EPG 0.00% 41.0¢ european gas limited

gas in poland, page-12

  1. 91 Posts.
    Hi

    I see your point Dex and that would be indeed the ideal scenario but I just don't see any incentive for Transcor to agree on that sort of agreement.

    Indeed the problem is Gazonor was acquired for EUR26m with an additional 10m of debt put in place for working capital/capex purpose. I am not sure what this money was used for.

    Anyway the debt to be repaid by year end is roughly EUR 38m according to the info in the annual report.

    Btw, 26m was already a fairly high price to pay for Gazonor,a company that makes 1-2m profit per year and needs some capex to maintain the operation.But that's another issue.

    Now even if we assume the company decides to offer Transcor most of Gazonor CMM operations, I would expect Transcor not to agree because they think they can get 100% of Gazonor for eur 26m through the pledge they have in place with EGL. Plus they could then get most of the remaining assets the assets at the end of year for the 12m.

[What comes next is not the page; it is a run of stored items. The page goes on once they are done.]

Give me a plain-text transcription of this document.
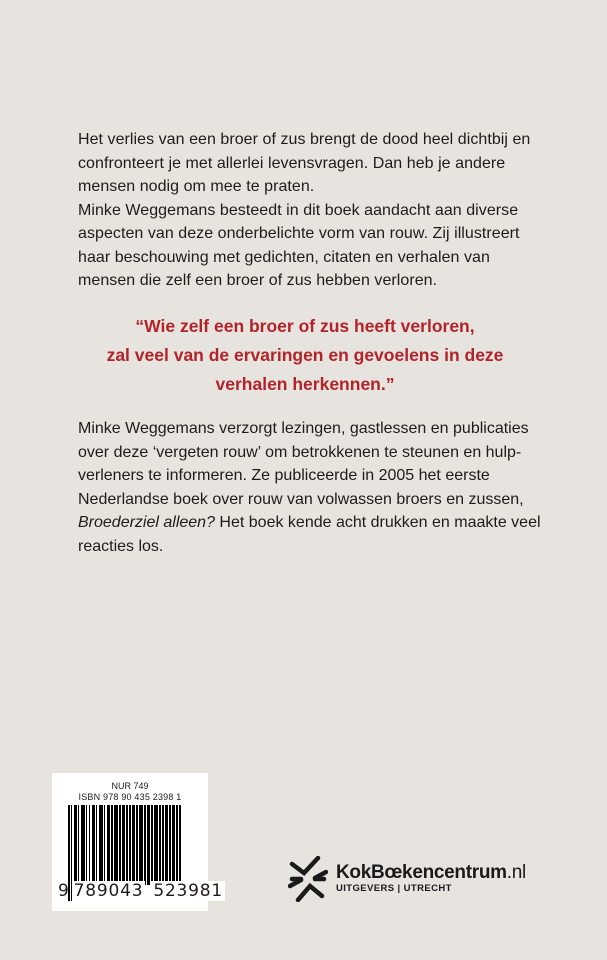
Het verlies van een broer of zus brengt de dood heel dichtbij en confronteert je met allerlei levensvragen. Dan heb je andere mensen nodig om mee te praten.

Minke Weggemans besteedt in dit boek aandacht aan diverse aspecten van deze onderbelichte vorm van rouw. Zij illustreert haar beschouwing met gedichten, citaten en verhalen van mensen die zelf een broer of zus hebben verloren.

“Wie zelf een broer of zus heeft verloren,
zal veel van de ervaringen en gevoelens in deze
verhalen herkennen.”
Minke Weggemans verzorgt lezingen, gastlessen en publicaties over deze ‘vergeten rouw’ om betrokkenen te steunen en hulp-verleners te informeren. Ze publiceerde in 2005 het eerste Nederlandse boek over rouw van volwassen broers en zussen,
Broederziel alleen? Het boek kende acht drukken en maakte veel reacties los.
NUR 749
ISBN 978 90 435 2398 1
9 789043 523981
KokBœkencentrum.nl
UITGEVERS | UTRECHT
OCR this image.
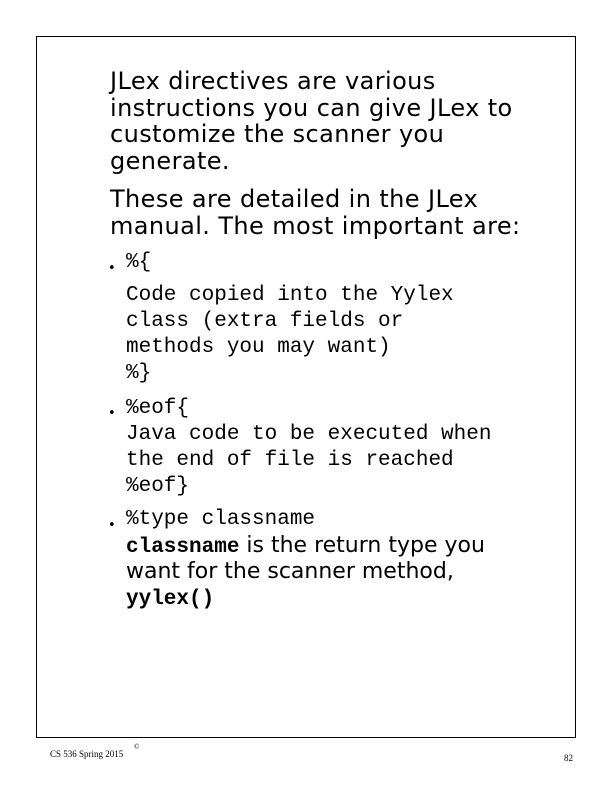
JLex directives are various
instructions you can give JLex to
customize the scanner you
generate.
These are detailed in the JLex
manual. The most important are:
• %{
Code copied into the Yylex
class (extra fields or
methods you may want)
%}
• %eof{
Java code to be executed when
the end of file is reached
%eof}
• %type classname
classname is the return type you
want for the scanner method,
yylex()
CS 536 Spring 2015
©
82
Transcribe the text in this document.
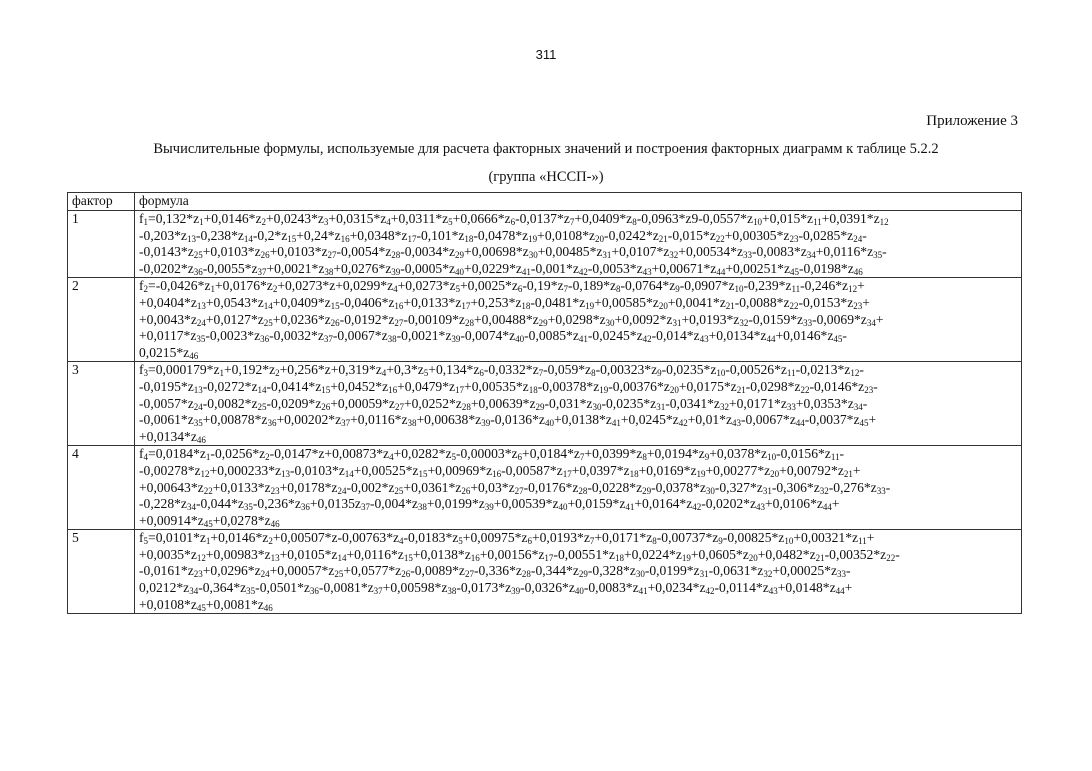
311
Приложение 3
Вычислительные формулы, используемые для расчета факторных значений и построения факторных диаграмм к таблице 5.2.2
(группа «НССП-»)
фактор	формула
1	$f_1=0,132*z_1+0,0146*z_2+0,0243*z_3+0,0315*z_4+0,0311*z_5+0,0666*z_6-0,0137*z_7+0,0409*z_8-0,0963*z9-0,0557*z_{10}+0,015*z_{11}+0,0391*z_{12}$
$-0,203*z_{13}-0,238*z_{14}-0,2*z_{15}+0,24*z_{16}+0,0348*z_{17}-0,101*z_{18}-0,0478*z_{19}+0,0108*z_{20}-0,0242*z_{21}-0,015*z_{22}+0,00305*z_{23}-0,0285*z_{24}-$
$-0,0143*z_{25}+0,0103*z_{26}+0,0103*z_{27}-0,0054*z_{28}-0,0034*z_{29}+0,00698*z_{30}+0,00485*z_{31}+0,0107*z_{32}+0,00534*z_{33}-0,0083*z_{34}+0,0116*z_{35}-$
$-0,0202*z_{36}-0,0055*z_{37}+0,0021*z_{38}+0,0276*z_{39}-0,0005*z_{40}+0,0229*z_{41}-0,001*z_{42}-0,0053*z_{43}+0,00671*z_{44}+0,00251*z_{45}-0,0198*z_{46}$

2	$f_2=-0,0426*z_1+0,0176*z_2+0,0273*z+0,0299*z_4+0,0273*z_5+0,0025*z_6-0,19*z_7-0,189*z_8-0,0764*z_9-0,0907*z_{10}-0,239*z_{11}-0,246*z_{12}+$
$+0,0404*z_{13}+0,0543*z_{14}+0,0409*z_{15}-0,0406*z_{16}+0,0133*z_{17}+0,253*z_{18}-0,0481*z_{19}+0,00585*z_{20}+0,0041*z_{21}-0,0088*z_{22}-0,0153*z_{23}+$
$+0,0043*z_{24}+0,0127*z_{25}+0,0236*z_{26}-0,0192*z_{27}-0,00109*z_{28}+0,00488*z_{29}+0,0298*z_{30}+0,0092*z_{31}+0,0193*z_{32}-0,0159*z_{33}-0,0069*z_{34}+$
$+0,0117*z_{35}-0,0023*z_{36}-0,0032*z_{37}-0,0067*z_{38}-0,0021*z_{39}-0,0074*z_{40}-0,0085*z_{41}-0,0245*z_{42}-0,014*z_{43}+0,0134*z_{44}+0,0146*z_{45}-$
$0,0215*z_{46}$

3	$f_3=0,000179*z_1+0,192*z_2+0,256*z+0,319*z_4+0,3*z_5+0,134*z_6-0,0332*z_7-0,059*z_8-0,00323*z_9-0,0235*z_{10}-0,00526*z_{11}-0,0213*z_{12}-$
$-0,0195*z_{13}-0,0272*z_{14}-0,0414*z_{15}+0,0452*z_{16}+0,0479*z_{17}+0,00535*z_{18}-0,00378*z_{19}-0,00376*z_{20}+0,0175*z_{21}-0,0298*z_{22}-0,0146*z_{23}-$
$-0,0057*z_{24}-0,0082*z_{25}-0,0209*z_{26}+0,00059*z_{27}+0,0252*z_{28}+0,00639*z_{29}-0,031*z_{30}-0,0235*z_{31}-0,0341*z_{32}+0,0171*z_{33}+0,0353*z_{34}-$
$-0,0061*z_{35}+0,00878*z_{36}+0,00202*z_{37}+0,0116*z_{38}+0,00638*z_{39}-0,0136*z_{40}+0,0138*z_{41}+0,0245*z_{42}+0,01*z_{43}-0,0067*z_{44}-0,0037*z_{45}+$
$+0,0134*z_{46}$

4	$f_4=0,0184*z_1-0,0256*z_2-0,0147*z+0,00873*z_4+0,0282*z_5-0,00003*z_6+0,0184*z_7+0,0399*z_8+0,0194*z_9+0,0378*z_{10}-0,0156*z_{11}-$
$-0,00278*z_{12}+0,000233*z_{13}-0,0103*z_{14}+0,00525*z_{15}+0,00969*z_{16}-0,00587*z_{17}+0,0397*z_{18}+0,0169*z_{19}+0,00277*z_{20}+0,00792*z_{21}+$
$+0,00643*z_{22}+0,0133*z_{23}+0,0178*z_{24}-0,002*z_{25}+0,0361*z_{26}+0,03*z_{27}-0,0176*z_{28}-0,0228*z_{29}-0,0378*z_{30}-0,327*z_{31}-0,306*z_{32}-0,276*z_{33}-$
$-0,228*z_{34}-0,044*z_{35}-0,236*z_{36}+0,0135z_{37}-0,004*z_{38}+0,0199*z_{39}+0,00539*z_{40}+0,0159*z_{41}+0,0164*z_{42}-0,0202*z_{43}+0,0106*z_{44}+$
$+0,00914*z_{45}+0,0278*z_{46}$

5	$f_5=0,0101*z_1+0,0146*z_2+0,00507*z-0,00763*z_4-0,0183*z_5+0,00975*z_6+0,0193*z_7+0,0171*z_8-0,00737*z_9-0,00825*z_{10}+0,00321*z_{11}+$
$+0,0035*z_{12}+0,00983*z_{13}+0,0105*z_{14}+0,0116*z_{15}+0,0138*z_{16}+0,00156*z_{17}-0,00551*z_{18}+0,0224*z_{19}+0,0605*z_{20}+0,0482*z_{21}-0,00352*z_{22}-$
$-0,0161*z_{23}+0,0296*z_{24}+0,00057*z_{25}+0,0577*z_{26}-0,0089*z_{27}-0,336*z_{28}-0,344*z_{29}-0,328*z_{30}-0,0199*z_{31}-0,0631*z_{32}+0,00025*z_{33}-$
$0,0212*z_{34}-0,364*z_{35}-0,0501*z_{36}-0,0081*z_{37}+0,00598*z_{38}-0,0173*z_{39}-0,0326*z_{40}-0,0083*z_{41}+0,0234*z_{42}-0,0114*z_{43}+0,0148*z_{44}+$
$+0,0108*z_{45}+0,0081*z_{46}$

    This is my take on the current situation.

    What I am not sure of is whether or not the 36m+interest loan is pledge against Gazonor only or both Gazonor and the other assets. Do you have a clue?

    Also do you know if they are any rules in Australia or in France to protect the distressed company, some sort of chapter 11 rule that will give more time for the company to solve the debt issue?